Thomas Carrie A, Shwe Thein, Bixler Dee, del Rosario Maria, Grytdal Scott, Wang Chengbin, Haddy Loretta E, Bialek Stephanie R
From the *West Virginia Department of Health and Human Resources, Charleston, WV; and †Centers for Disease Control and Prevention, Atlanta, GA.
Pediatr Infect Dis J. 2014 Nov;33(11):1164-8. doi: 10.1097/INF.0000000000000444.
Universal 2-dose varicella vaccination was recommended in 2006 to further reduce varicella disease burden. This study examined 2-dose varicella vaccine effectiveness (VE) and rash severity in the setting of school-associated varicella outbreaks.
A case control study was conducted from January 2010 to May 2011 in all West Virginia public schools. Clinically diagnosed cases from varicella outbreaks were matched with classmate controls. Vaccination information was collected from school, health department and healthcare provider immunization information systems.
Among the 133 cases and 365 controls enrolled, VE against all varicella was 83.2% [95% confidence interval (CI): 69.2%-90.8%] for 1-dose of varicella vaccine and 93.9% (95% CI: 86.9%-97.1%) for 2-dose; the incremental VE (2-dose vs. 1-dose) was 63.6% (95% CI: 32.6%-80.3%).
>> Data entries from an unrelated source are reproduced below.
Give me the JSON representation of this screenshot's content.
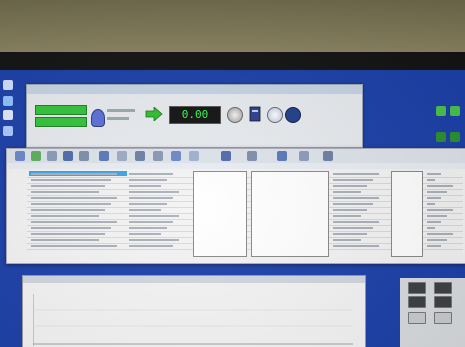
{
  "control_panel": {
    "display_value": "0.00"
  }
}
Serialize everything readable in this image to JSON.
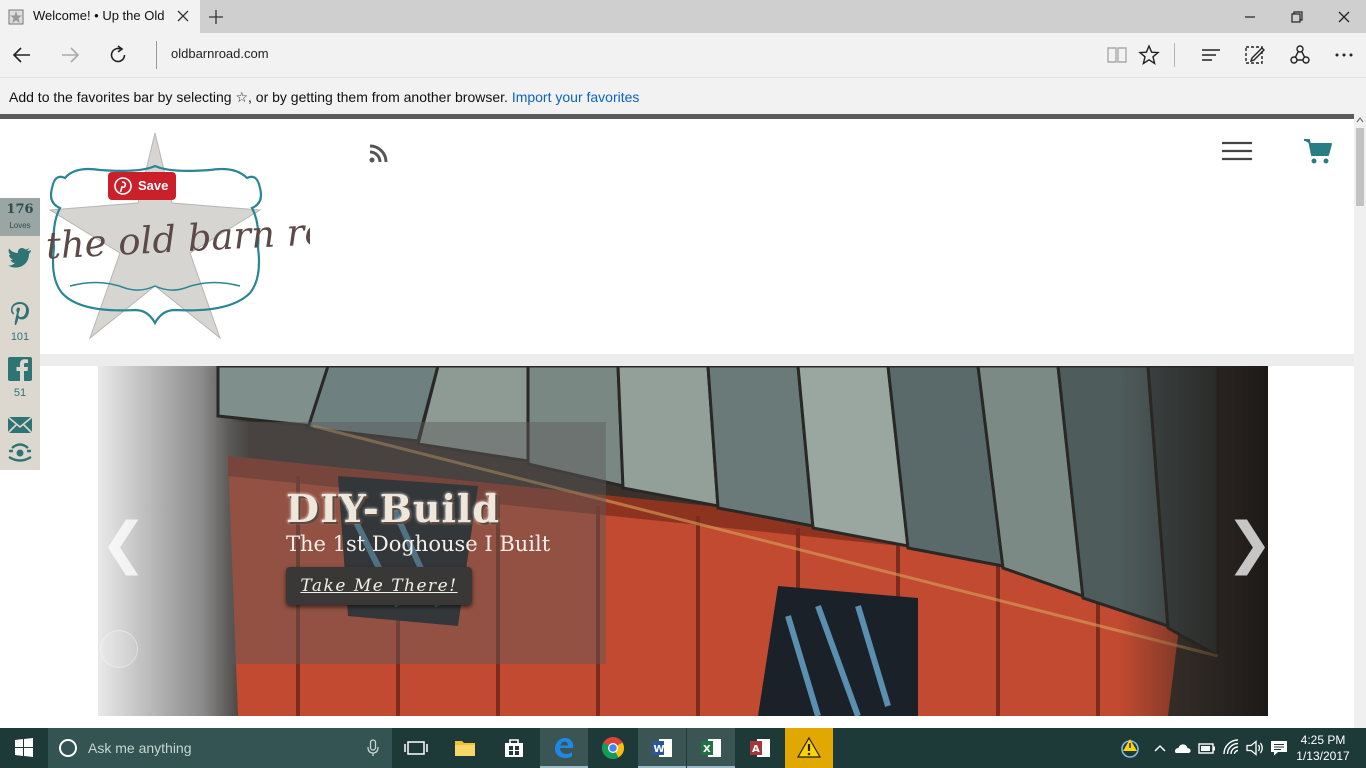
{
  "browser": {
    "tab_title": "Welcome! • Up the Old",
    "address": "oldbarnroad.com",
    "favorites_bar": {
      "message": "Add to the favorites bar by selecting ☆, or by getting them from another browser. ",
      "link": "Import your favorites"
    }
  },
  "page": {
    "logo_text": "the old barn road",
    "pinterest_save_label": "Save",
    "share": {
      "loves_count": "176",
      "loves_label": "Loves",
      "pinterest_count": "101",
      "facebook_count": "51"
    },
    "slider": {
      "title": "DIY-Build",
      "subtitle": "The 1st Doghouse I Built",
      "button": "Take Me There!",
      "prev_arrow": "❮",
      "next_arrow": "❯"
    }
  },
  "taskbar": {
    "search_placeholder": "Ask me anything",
    "time": "4:25 PM",
    "date": "1/13/2017"
  },
  "colors": {
    "accent_teal": "#2a7d84",
    "pinterest_red": "#cb1f2a",
    "taskbar": "#1e3a38"
  }
}
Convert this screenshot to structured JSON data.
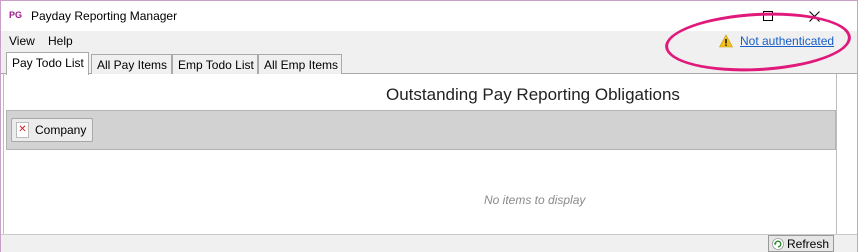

In preventing moderate/severe varicella, 1-dose varicella vaccine was 88.2% (95% CI: 72.7%- 94.9%) effective, and 2-dose vaccination was 97.5% (95% CI: 91.6%-99.2%) effective, with the incremental VE of 78.6% (95% CI: 40.9%-92.3%). One-dose VE declined along with time since vaccination (VE = 93.0%, 88.0% and 81.8% in <5, 5-9 and ≥ 10 years after vaccination, P = 0.001 for trend). Both 1- and 2-dose breakthrough cases had milder rash than unvaccinated cases (<50 lesion: 24.6%, 49.1% and 70.0% in unvaccinated, 1-dose and 2-dose cases, P < 0.001), and no severe disease was found in 2-dose cases.
Two-dose varicella vaccination is highly effective and confers higher protection than a 1-dose regimen. High 2-dose varicella vaccination coverage should maximize the benefits of the varicella vaccination program and further reduce varicella disease burden in the United States.
2006年推荐实施水痘普遍两剂次接种,以进一步减轻水痘疾病负担。本研究在学校相关水痘暴发背景下,对水痘疫苗两剂次接种的效力(VE)及皮疹严重程度进行了研究。
2010年1月至2011年5月在西弗吉尼亚州所有公立学校开展了一项病例对照研究。水痘暴发中临床诊断的病例与同班同学对照进行匹配。从学校、卫生部门及医疗服务提供者免疫信息系统收集疫苗接种信息。
在纳入的133例病例和365例对照中,一剂次水痘疫苗对所有水痘的VE为83.2%[95%置信区间(CI):69.2% - 90.8%],两剂次为93.9%(95%CI:86.9% - 97.1%);两剂次相对于一剂次的增效VE为63.6%(95%CI:32.6% - 80.3%)。在预防中度/重度水痘方面,一剂次水痘疫苗的效力为88.2%(95%CI:72.7% - 94.9%),两剂次接种的效力为97.5%(95%CI:91.6% - 99.2%),增效VE为78.6%(95%CI:40.9% - 92.3%)。一剂次VE随接种后时间推移而下降(接种后<5年、5 - 9年及≥10年的VE分别为93.0%、88.0%及81.8%,趋势P = 0.001)。一剂次和两剂次突破性病例的皮疹均比未接种疫苗的病例轻(<50个皮疹:未接种疫苗、一剂次和两剂次病例分别为24.6%、49.1%及70.0%,P < 0.001),两剂次病例中未发现重症病例。
水痘两剂次接种高度有效,且比一剂次接种方案提供更高保护。高两剂次水痘疫苗接种覆盖率应能使水痘疫苗接种计划的益处最大化,并进一步减轻美国的水痘疾病负担。